A la jonction de la nuit et de la lumière

Si l’on continue à creuser ce texte d’un peu près, on découvre comment il peut aider aujourd’hui les croyants que nous sommes. Cette naissance qui marque la jonction entre le monde animal et le monde humain est aussi à la jonction entre la nuit et la lumière ou, ce qui revient au même, entre le fond des grottes où dorment les bergers et ce qui dépasse le monde, cet univers qu’évoquent poétiquement les anges qui chantent dans les hauteurs, «in excelsis»! Toute cette terre qui est recensée, il nous est proposé de croire qu’elle ne tient pas sans un autre univers sur lequel, en Jésus, elle s’articule.

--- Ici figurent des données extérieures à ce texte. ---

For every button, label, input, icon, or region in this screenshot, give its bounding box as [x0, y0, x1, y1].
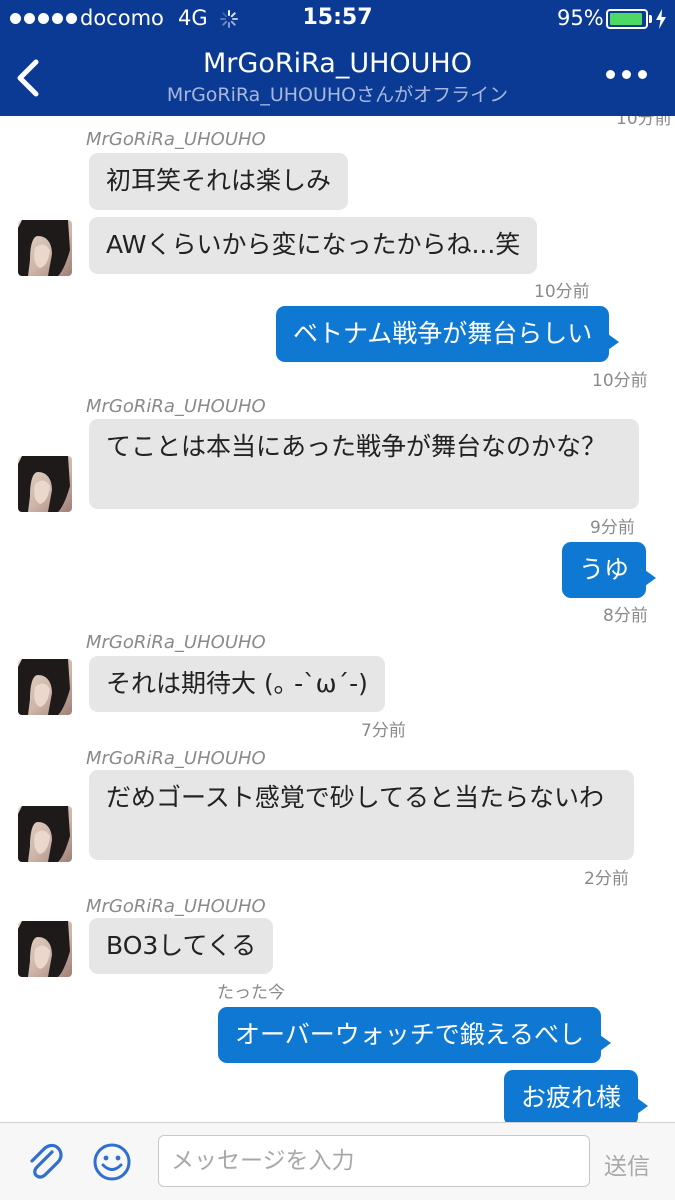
more-horizontal-icon: [605, 69, 615, 79]
sender-name: MrGoRiRa_UHOUHO: [86, 748, 266, 769]
avatar[interactable]: [18, 806, 72, 862]
status-bar: docomo 4G 15:57 95%: [0, 0, 675, 38]
message-timestamp: たった今: [217, 983, 285, 1003]
outgoing-message[interactable]: オーバーウォッチで鍛えるべし: [218, 1007, 612, 1063]
sender-name: MrGoRiRa_UHOUHO: [86, 632, 266, 653]
outgoing-message[interactable]: ベトナム戦争が舞台らしい: [276, 306, 620, 362]
smiley-icon: [93, 1143, 131, 1181]
nav-bar: MrGoRiRa_UHOUHO MrGoRiRa_UHOUHOさんがオフライン: [0, 38, 675, 116]
charging-bolt-icon: [656, 9, 666, 29]
battery-percent: 95%: [557, 6, 604, 30]
incoming-message[interactable]: だめゴースト感覚で砂してると当たらないわ: [89, 770, 634, 860]
message-list[interactable]: 10分前 MrGoRiRa_UHOUHO 初耳笑それは楽しみ AWくらいから変に…: [0, 116, 675, 1122]
battery-level: [610, 13, 642, 25]
attach-button[interactable]: [22, 1139, 66, 1183]
avatar[interactable]: [18, 921, 72, 977]
outgoing-message[interactable]: お疲れ様: [504, 1070, 649, 1122]
incoming-message[interactable]: てことは本当にあった戦争が舞台なのかな？: [89, 419, 639, 509]
conversation-title: MrGoRiRa_UHOUHO: [203, 48, 472, 79]
emoji-button[interactable]: [91, 1141, 133, 1183]
message-timestamp: 2分前: [584, 869, 629, 889]
incoming-message[interactable]: それは期待大 (｡ -`ω´-): [89, 656, 385, 712]
incoming-message[interactable]: BO3してくる: [89, 918, 274, 974]
avatar[interactable]: [18, 456, 72, 512]
chat-screen: docomo 4G 15:57 95% MrGoRiRa_UHOUHO MrGo…: [0, 0, 675, 1200]
incoming-message[interactable]: AWくらいから変になったからね...笑: [89, 217, 538, 274]
sender-name: MrGoRiRa_UHOUHO: [86, 396, 266, 417]
message-timestamp: 8分前: [603, 606, 648, 626]
message-input[interactable]: [158, 1135, 590, 1187]
presence-status: MrGoRiRa_UHOUHOさんがオフライン: [166, 84, 509, 106]
sender-name: MrGoRiRa_UHOUHO: [86, 896, 266, 917]
send-button[interactable]: 送信: [604, 1147, 650, 1181]
paperclip-icon: [30, 1143, 63, 1179]
message-timestamp: 9分前: [590, 518, 635, 538]
message-timestamp: 7分前: [361, 721, 406, 741]
compose-bar: 送信: [0, 1122, 675, 1200]
outgoing-message[interactable]: うゆ: [562, 542, 657, 598]
message-timestamp: 10分前: [592, 371, 648, 391]
avatar[interactable]: [18, 220, 72, 276]
battery-cap: [649, 15, 652, 23]
message-timestamp: 10分前: [534, 282, 590, 302]
message-timestamp: 10分前: [616, 116, 672, 129]
sender-name: MrGoRiRa_UHOUHO: [86, 129, 266, 150]
avatar[interactable]: [18, 659, 72, 715]
battery-icon: [606, 9, 648, 29]
incoming-message[interactable]: 初耳笑それは楽しみ: [89, 153, 349, 210]
header: docomo 4G 15:57 95% MrGoRiRa_UHOUHO MrGo…: [0, 0, 675, 116]
more-options-button[interactable]: [600, 62, 652, 86]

Au cœur du monde, au cœur de l’histoire, dans cette mondialisation où nous sommes entrés, une parole se fait entendre. Christ est le verbe, la parole, que le Père en Jésus adresse à l’humanité.

L’humanité entière

Ecoutons-la cette parole : elle annonce « une bonne nouvelle, une grande joie pour tout le peuple », c’est-à-dire pour le monde entier.

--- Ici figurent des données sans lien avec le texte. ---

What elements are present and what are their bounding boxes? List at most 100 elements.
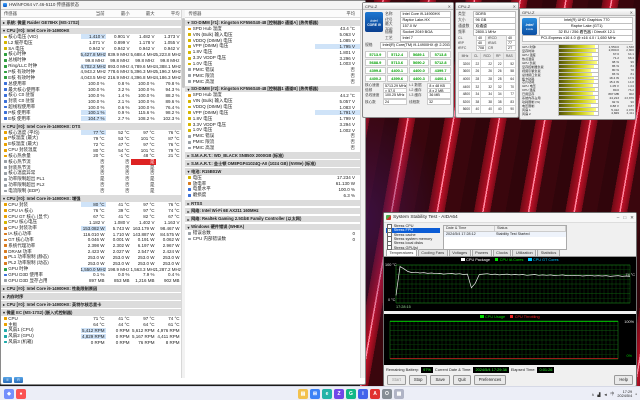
taskbar-icon-hwinfo[interactable]: i: [358, 389, 368, 399]
hwinfo-footer-button-1[interactable]: R: [14, 377, 23, 383]
taskbar-icon-edge[interactable]: e: [322, 389, 332, 399]
sensor-section-header[interactable]: ▸RTSS: [185, 200, 360, 207]
sensor-row[interactable]: 风扇3 (机箱)0 RPM0 RPM76 RPM8 RPM: [1, 339, 181, 345]
memwin-titlebar[interactable]: CPU-Z ✕: [456, 3, 518, 10]
gpu-sensor-row[interactable]: 风扇 24,8294,411: [522, 111, 633, 115]
sensor-label: 风扇3 (机箱): [8, 339, 80, 345]
network-icon[interactable]: ▟: [597, 392, 600, 397]
sensor-value: 61.130 W: [315, 181, 360, 186]
sensor-type-icon: [188, 176, 191, 179]
log-col-status[interactable]: Status: [495, 226, 566, 231]
sensor-type-icon: [4, 88, 7, 91]
hwinfo-col-2[interactable]: 最小: [106, 11, 131, 17]
hwinfo-left-scrollbar[interactable]: [182, 10, 186, 378]
taskbar-icon-explorer[interactable]: ▤: [298, 389, 308, 399]
hwinfo-col-1[interactable]: 当前: [81, 11, 106, 17]
sensor-row[interactable]: CPU 内部错误数0: [185, 236, 360, 242]
current-temp-label: 74 °C: [625, 273, 635, 277]
aida-titlebar[interactable]: System Stability Test - AIDA64 –□✕: [384, 213, 636, 223]
memwin-close-icon[interactable]: ✕: [513, 4, 516, 9]
core-clock-cell: 5713.8: [430, 51, 451, 58]
log-col-datetime[interactable]: Date & Time: [444, 226, 495, 231]
stability-log-table[interactable]: Date & Time Status 2024/5/4 17:28:12 Sta…: [443, 225, 567, 250]
tab-voltages[interactable]: Voltages: [449, 249, 471, 256]
timings-cell: 28: [494, 75, 504, 83]
tab-clocks[interactable]: Clocks: [493, 249, 512, 256]
taskbar-icon-widget[interactable]: ◆: [4, 389, 14, 399]
gpuz-close-icon[interactable]: ✕: [630, 10, 633, 15]
sensor-type-icon: [4, 190, 7, 193]
taskbar-clock[interactable]: 17:29 2024/5/4: [617, 390, 632, 399]
timings-table-row: 400028282864: [459, 75, 516, 83]
sensor-type-icon: [188, 147, 191, 150]
sensor-row[interactable]: E核 使用率104.7 %2.7 %108.2 %102.3 %: [1, 116, 181, 122]
maximize-icon[interactable]: □: [623, 215, 626, 221]
sensor-section-header[interactable]: ▸网络: Intel Wi-Fi 6E AX211 160MHz: [185, 208, 360, 215]
start-button[interactable]: Start: [387, 375, 406, 385]
tab-powers[interactable]: Powers: [472, 249, 492, 256]
sensor-value: 1.373 V: [156, 34, 181, 39]
sensor-section-header[interactable]: ▸S.M.A.R.T.: WD_BLACK SN850X 2000GB (标准): [185, 152, 360, 159]
sensor-section-header[interactable]: ▸内存时序: [1, 293, 181, 300]
sensor-section-header[interactable]: ▸网络: Realtek Gaming 2.5GbE Family Contro…: [185, 216, 360, 223]
sensor-row[interactable]: PMIC 高温否: [185, 79, 360, 85]
taskbar-icon-gpu-z[interactable]: G: [346, 389, 356, 399]
notification-bell-icon[interactable]: ●: [635, 392, 637, 396]
gpuz-titlebar[interactable]: GPU-Z ✕: [520, 9, 635, 16]
stop-button[interactable]: Stop: [409, 375, 428, 385]
hwinfo-column-headers-right[interactable]: 传感器平均: [185, 10, 360, 18]
cpuz-titlebar[interactable]: CPU-Z ✕: [363, 3, 453, 10]
volume-icon[interactable]: ◄: [603, 392, 607, 397]
help-button[interactable]: Help: [614, 375, 633, 385]
hwinfo-col-3[interactable]: 最大: [131, 11, 156, 17]
sensor-row[interactable]: 磨损度6.3 %: [185, 192, 360, 198]
close-icon[interactable]: ✕: [630, 215, 634, 221]
hwinfo-column-headers[interactable]: 传感器当前最小最大平均: [1, 10, 181, 18]
sensor-value: 20 °C: [81, 153, 106, 158]
core-clock-cell: 5688.9: [365, 59, 386, 66]
core-clock-cell: 5713.6: [387, 59, 408, 66]
checkbox-icon[interactable]: [387, 245, 392, 250]
stress-option-stress-gpu-s-[interactable]: Stress GPU(s): [386, 245, 440, 249]
taskbar-icon-aida64[interactable]: A: [370, 389, 380, 399]
taskbar-icon-occt[interactable]: O: [382, 389, 392, 399]
taskbar-icon-paint[interactable]: ▦: [394, 389, 404, 399]
hwinfo-col-4[interactable]: 平均: [156, 11, 181, 17]
sensor-type-icon: [4, 143, 7, 146]
hwinfo-col-0[interactable]: 传感器: [1, 11, 81, 17]
sensor-row[interactable]: GPU D3D 显存占用897 MB853 MB1,216 MB902 MB: [1, 278, 181, 284]
tab-utilization[interactable]: Utilization: [512, 249, 536, 256]
hwinfo-col-sensor[interactable]: 传感器: [185, 11, 315, 17]
core-clock-cell: 5712.4: [387, 51, 408, 58]
tab-cooling-fans[interactable]: Cooling Fans: [418, 249, 448, 256]
sensor-row[interactable]: PMIC 高温否: [185, 145, 360, 151]
sensor-value: 0.901 V: [106, 34, 131, 39]
quit-button[interactable]: Quit: [453, 375, 471, 385]
hwinfo-col-avg[interactable]: 平均: [315, 11, 360, 17]
taskbar-icon-security[interactable]: ●: [16, 389, 26, 399]
timings-cell: 52: [503, 60, 515, 68]
sensor-value: 253.0 W: [106, 255, 131, 260]
sensor-value: 74 °C: [156, 316, 181, 321]
cpuz-close-icon[interactable]: ✕: [448, 4, 451, 9]
taskbar-icon-start[interactable]: ⊞: [310, 389, 320, 399]
save-button[interactable]: Save: [430, 375, 450, 385]
sensor-section-header[interactable]: ▸CPU [#0]: Intel Core i9-14900HX: 英特尔核芯显…: [1, 301, 181, 308]
preferences-button[interactable]: Preferences: [474, 375, 507, 385]
hwinfo-titlebar[interactable]: HWiNFO64 v7.46-5110 传感器状态: [1, 1, 365, 10]
sensor-section-header[interactable]: ▸系统: 微星 Raider GE78HX (MS-17S2): [1, 20, 181, 27]
sensor-value: 100.0 %: [131, 99, 156, 104]
language-indicator[interactable]: 中: [610, 391, 614, 397]
hwinfo-footer-button-0[interactable]: II: [3, 377, 12, 383]
sensor-row[interactable]: 电流限制 (EDP)否否是: [1, 188, 181, 194]
sensor-section-header[interactable]: ▸S.M.A.R.T.: 金士顿 OM8PGP41024Q-A0 (1024 G…: [185, 160, 360, 167]
tab-statistics[interactable]: Statistics: [537, 249, 560, 256]
sensor-value: 76 °C: [156, 142, 181, 147]
log-row[interactable]: 2024/5/4 17:28:12 Stability Test Started: [444, 232, 566, 237]
sensor-type-icon: [4, 233, 7, 236]
sensor-section-header[interactable]: ▸CPU [#0]: Intel Core i9-14900HX: 性能限制原因: [1, 285, 181, 292]
taskbar-icon-cpu-z[interactable]: Z: [334, 389, 344, 399]
tray-chevron-icon[interactable]: ∧: [591, 392, 594, 397]
sensor-type-icon: [4, 329, 7, 332]
minimize-icon[interactable]: –: [617, 215, 620, 221]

Noël 2011. Ce vieux récit a traversé les siècles. Cette naissance comprise par Luc et tous les Evangéliste comme une bonne nouvelle annoncée au monde entier jusqu’à la fin de l’histoire. L’Eglise nous invite à en retrouver toute la saveur. Cette bonne nouvelle prend la forme des rencontres où, entre proches, nous manifestons notre affection. Dans chaque famille, dans chaque milieu humain auquel nous appartenons, nos proches donnent chair au message de l’ange. Nous sommes, les uns pour les autres, le lieu où se réalise la joie promise, la «grande joie pour tout le peuple»! La tendresse qui se dit dans nos familles ou avec nos amis traduit le poème d’amour qu’à Bethléem Dieu adresse à l’humanité entière.

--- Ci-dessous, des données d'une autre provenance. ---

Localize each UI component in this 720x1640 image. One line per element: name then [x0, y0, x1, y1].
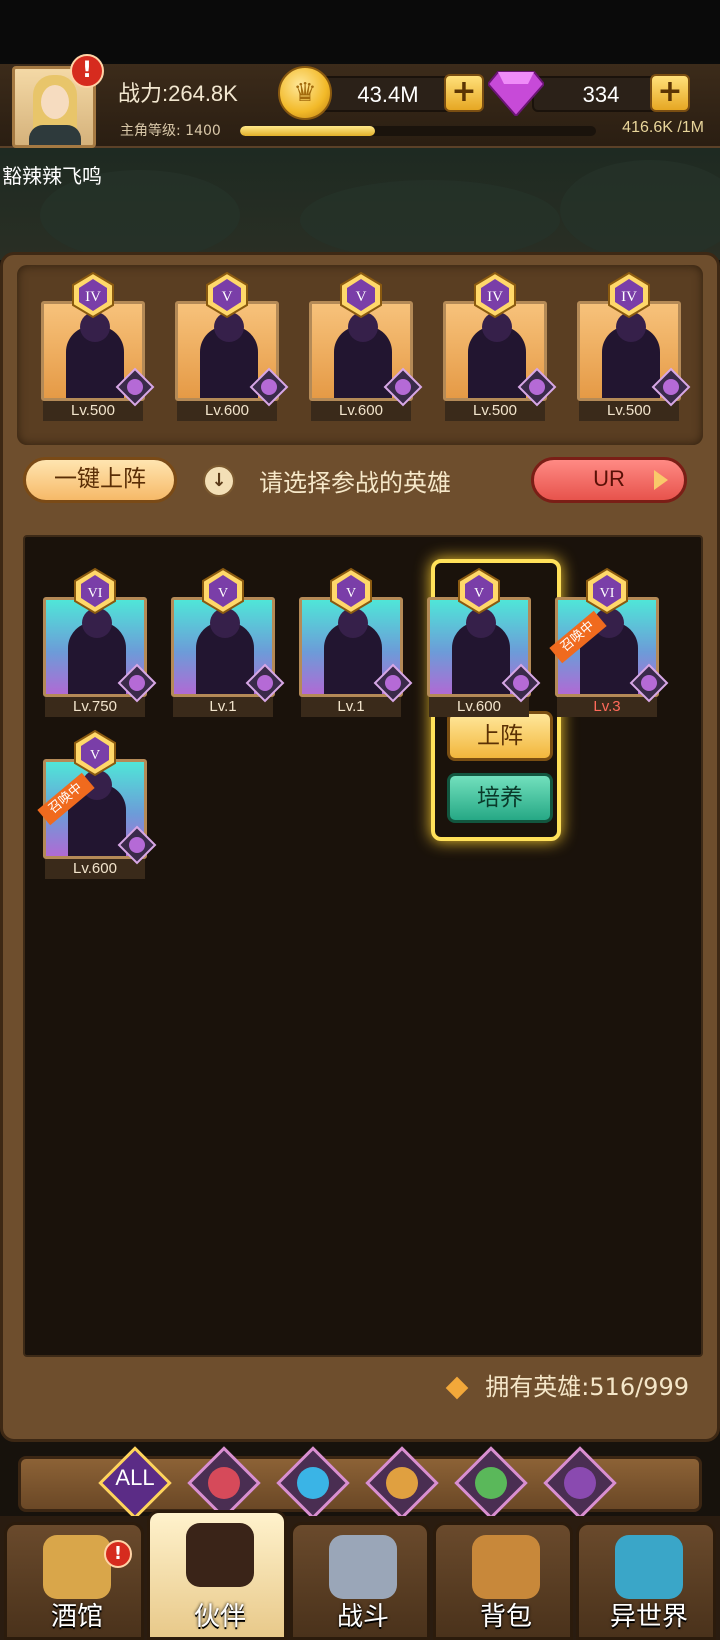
- faction-badge-icon: [501, 663, 541, 703]
- nav-tab-0[interactable]: 酒馆: [4, 1522, 144, 1640]
- add-gems-button[interactable]: +: [650, 74, 690, 112]
- svg-text:V: V: [218, 586, 228, 601]
- arrow-right-icon: [654, 470, 668, 490]
- faction-badge-icon: [629, 663, 669, 703]
- beer-mug-icon: [43, 1535, 111, 1599]
- nav-label: 异世界: [609, 1602, 688, 1632]
- filter-water-creature-icon[interactable]: [275, 1445, 351, 1521]
- one-click-deploy-button[interactable]: 一键上阵: [23, 457, 177, 503]
- nav-label: 酒馆: [50, 1602, 103, 1632]
- svg-text:VI: VI: [88, 586, 103, 601]
- player-header: ! 战力:264.8K 43.4M ♛ + 334 + 主角等级: 1400 4…: [0, 54, 720, 148]
- rank-badge-icon: V: [74, 729, 116, 777]
- rank-badge-icon: VI: [586, 567, 628, 615]
- train-button[interactable]: 培养: [447, 773, 553, 823]
- deploy-button[interactable]: 上阵: [447, 711, 553, 761]
- svg-text:V: V: [90, 748, 100, 763]
- filter-all-label: ALL: [115, 1465, 155, 1490]
- team-hero-card[interactable]: IV Lv.500: [41, 271, 155, 421]
- roster-hero-card[interactable]: V Lv.1: [171, 567, 285, 717]
- portal-icon: [615, 1535, 683, 1599]
- rank-badge-icon: V: [206, 271, 248, 319]
- team-hero-card[interactable]: IV Lv.500: [577, 271, 691, 421]
- faction-badge-icon: [651, 367, 691, 407]
- faction-badge-icon: [117, 825, 157, 865]
- svg-text:V: V: [222, 289, 233, 305]
- faction-badge-icon: [249, 367, 289, 407]
- svg-text:VI: VI: [600, 586, 615, 601]
- xp-progress-bar: [240, 126, 596, 136]
- hero-roster: 上阵 培养 VI Lv.750 V Lv.1 V Lv.1 V Lv.600 V…: [23, 535, 703, 1357]
- gold-coin-icon: ♛: [278, 66, 332, 120]
- nav-label: 伙伴: [193, 1602, 246, 1632]
- rank-badge-icon: V: [458, 567, 500, 615]
- faction-badge-icon: [373, 663, 413, 703]
- filter-lion-icon[interactable]: [364, 1445, 440, 1521]
- nav-tab-2[interactable]: 战斗: [290, 1522, 430, 1640]
- owned-hero-count: 拥有英雄:516/999: [445, 1367, 689, 1402]
- filter-demon-icon[interactable]: [542, 1445, 618, 1521]
- water-creature-icon: [297, 1467, 329, 1499]
- roster-hero-card[interactable]: V 召唤中 Lv.600: [37, 729, 157, 879]
- select-hint: 请选择参战的英雄: [259, 469, 451, 497]
- filter-elf-icon[interactable]: [453, 1445, 529, 1521]
- faction-badge-icon: [517, 367, 557, 407]
- svg-text:IV: IV: [487, 289, 503, 305]
- rank-badge-icon: VI: [74, 567, 116, 615]
- rank-badge-icon: V: [202, 567, 244, 615]
- elf-icon: [475, 1467, 507, 1499]
- avatar-alert-icon: !: [70, 54, 104, 88]
- faction-badge-icon: [245, 663, 285, 703]
- rank-badge-icon: V: [340, 271, 382, 319]
- roster-hero-card[interactable]: VI 召唤中 Lv.3: [549, 567, 669, 717]
- roster-hero-card[interactable]: VI Lv.750: [43, 567, 157, 717]
- partner-portrait-icon: [186, 1523, 254, 1587]
- svg-text:IV: IV: [621, 289, 637, 305]
- crossed-swords-icon: [329, 1535, 397, 1599]
- svg-text:V: V: [346, 586, 356, 601]
- faction-badge-icon: [115, 367, 155, 407]
- download-arrow-icon[interactable]: ↓: [203, 465, 235, 497]
- roster-hero-card[interactable]: V Lv.600: [427, 567, 541, 717]
- rank-badge-icon: IV: [608, 271, 650, 319]
- gold-amount: 43.4M: [318, 76, 458, 112]
- add-gold-button[interactable]: +: [444, 74, 484, 112]
- gem-icon: [488, 71, 544, 116]
- rank-badge-icon: V: [330, 567, 372, 615]
- knight-helmet-icon: [208, 1467, 240, 1499]
- faction-badge-icon: [383, 367, 423, 407]
- svg-text:V: V: [356, 289, 367, 305]
- treasure-chest-icon: [472, 1535, 540, 1599]
- nav-label: 战斗: [336, 1602, 389, 1632]
- lion-icon: [386, 1467, 418, 1499]
- nav-label: 背包: [479, 1602, 532, 1632]
- xp-text: 416.6K /1M: [622, 119, 704, 136]
- player-name: 豁辣辣飞鸣: [2, 164, 102, 188]
- rank-badge-icon: IV: [72, 271, 114, 319]
- partner-panel: IV Lv.500 V Lv.600 V Lv.600 IV Lv.500 IV…: [0, 252, 720, 1442]
- tavern-alert-icon: !: [104, 1540, 132, 1568]
- team-hero-card[interactable]: V Lv.600: [309, 271, 423, 421]
- demon-icon: [564, 1467, 596, 1499]
- faction-badge-icon: [117, 663, 157, 703]
- svg-text:V: V: [474, 586, 484, 601]
- bottom-navigation: 酒馆 伙伴 战斗 背包 异世界!: [0, 1510, 720, 1640]
- combat-power: 战力:264.8K: [118, 81, 238, 106]
- team-hero-card[interactable]: V Lv.600: [175, 271, 289, 421]
- nav-tab-3[interactable]: 背包: [433, 1522, 573, 1640]
- rank-badge-icon: IV: [474, 271, 516, 319]
- svg-text:IV: IV: [85, 289, 101, 305]
- rarity-filter-button[interactable]: UR: [531, 457, 687, 503]
- diamond-icon: [445, 1376, 469, 1400]
- nav-tab-1[interactable]: 伙伴: [147, 1510, 287, 1640]
- hero-level-label: 主角等级: 1400: [120, 123, 221, 139]
- faction-filter-bar: ALL: [18, 1446, 702, 1520]
- action-row: 一键上阵 ↓ 请选择参战的英雄 UR: [3, 451, 720, 511]
- team-lineup: IV Lv.500 V Lv.600 V Lv.600 IV Lv.500 IV…: [17, 265, 703, 445]
- nav-tab-4[interactable]: 异世界: [576, 1522, 716, 1640]
- roster-hero-card[interactable]: V Lv.1: [299, 567, 413, 717]
- team-hero-card[interactable]: IV Lv.500: [443, 271, 557, 421]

L’humanité entière. Ces mots ont leur importance en ce Noël 2011 où l’on parle de mondialisation. Le mot fait peur. Il dit les écarts entre les peuples, les menaces de conflits, les crises financières. Il s’accompagne de difficultés à traverser: chômage, logement, insécurité. Le message de Noël, au cœur des drames d’aujourd’hui n’est ni une consolation ni un aveuglement. Il est une invitation à élargir nos cœurs aux dimensions de la planète et à œuvrer pour que se réalise le programme énoncé par les anges: «Paix sur la terre aux hommes que Dieu aime»!